Pulmonary angiography (or pulmonary arteriography,conventional pulmonary angiography, selective pulmonary angiography) is a medical fluoroscopic procedure used to visualize the pulmonary arteries and much less frequently, the pulmonary veins. It is a minimally invasive procedure performed most frequently by an interventional radiologist or interventional cardiologist to visualise the arteries of the lungs.

==Uses==
Pulmonary angiography is useful as the confirmation test where the non-invasive imaging such as CT pulmonary angiography is inconclusive on determining the presence of pulmonary embolism. The accuracy of pulmonary angiography may be higher than clinical examination, arterial blood gas results, and ventilation/perfusion scan. Pulmonary angiography is also used to confirm chronic thromboembolic pulmonary hypertension (CTEPH) and provides a platform for balloon pulmonary angioplasty to treat the disease.

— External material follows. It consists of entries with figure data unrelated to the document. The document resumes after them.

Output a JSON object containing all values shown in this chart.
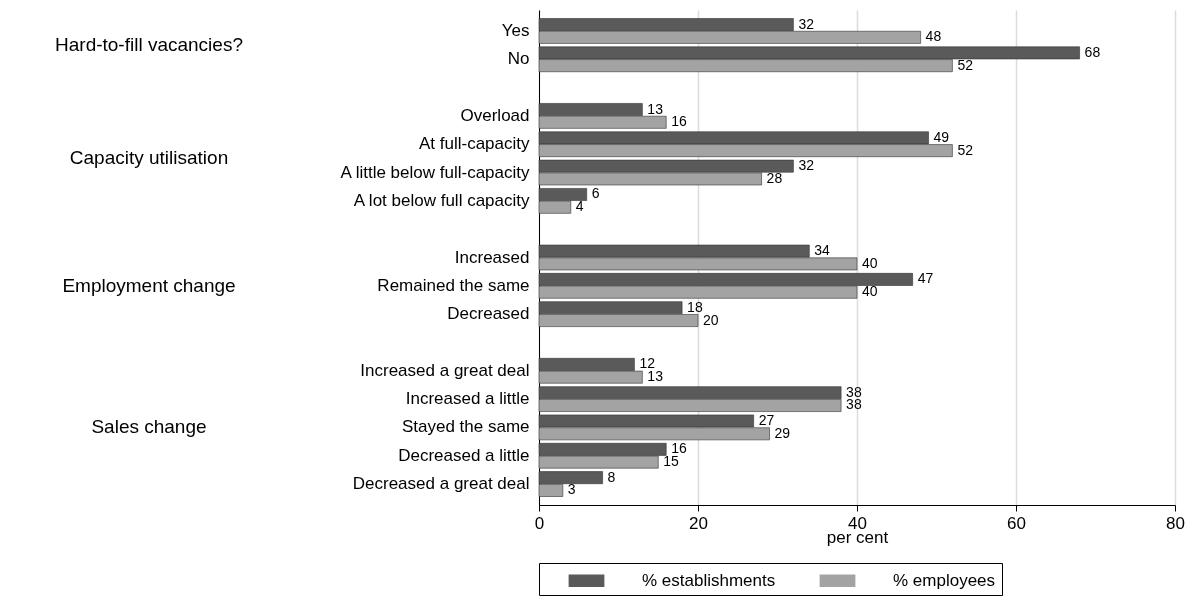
{
  "chart_data": {
    "type": "bar",
    "orientation": "horizontal",
    "categories": [
      "Yes",
      "No",
      null,
      "Overload",
      "At full-capacity",
      "A little below full-capacity",
      "A lot below full capacity",
      null,
      "Increased",
      "Remained the same",
      "Decreased",
      null,
      "Increased a great deal",
      "Increased a little",
      "Stayed the same",
      "Decreased a little",
      "Decreased a great deal"
    ],
    "series": [
      {
        "name": "% establishments",
        "color": "#5a5a5a",
        "values": [
          32,
          68,
          null,
          13,
          49,
          32,
          6,
          null,
          34,
          47,
          18,
          null,
          12,
          38,
          27,
          16,
          8
        ]
      },
      {
        "name": "% employees",
        "color": "#a3a3a3",
        "values": [
          48,
          52,
          null,
          16,
          52,
          28,
          4,
          null,
          40,
          40,
          20,
          null,
          13,
          38,
          29,
          15,
          3
        ]
      }
    ],
    "xlabel": "per cent",
    "xlim": [
      0,
      80
    ],
    "xticks": [
      0,
      20,
      40,
      60,
      80
    ],
    "grid": "x",
    "legend": "bottom",
    "data_labels": true,
    "annotations": [
      "Hard-to-fill vacancies?",
      "Capacity utilisation",
      "Employment change",
      "Sales change"
    ]
  }
}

CT pulmonary angiography has nearly entirely replaced conventional pulmonary angiography in common practice as it is less invasive, faster, safer, and provides most of the same diagnostic information with the added benefit of visualizing the lung tissue as well as other structures. Nevertheless, it is still used in cases where CT angiography is nondiagnostic.

==Procedure==
Types of catheters that can be used are pigtail catheters and balloon occlusion catheters. Tip of the catheter is advanced through the inferior vena cava, right atrium, right ventricle, right ventricular outflow tract, pulmonary trunk, and the tip is parked in the left pulmonary artery.

==History==
Conventional pulmonary angiography was first performed in 1931 by Portuguese angiography pioneers Lopo de Carvalho, Egas Moniz and colleagues. Robb and Steinberg described pulmonary angiography by infusion of peripheral radiocontrast.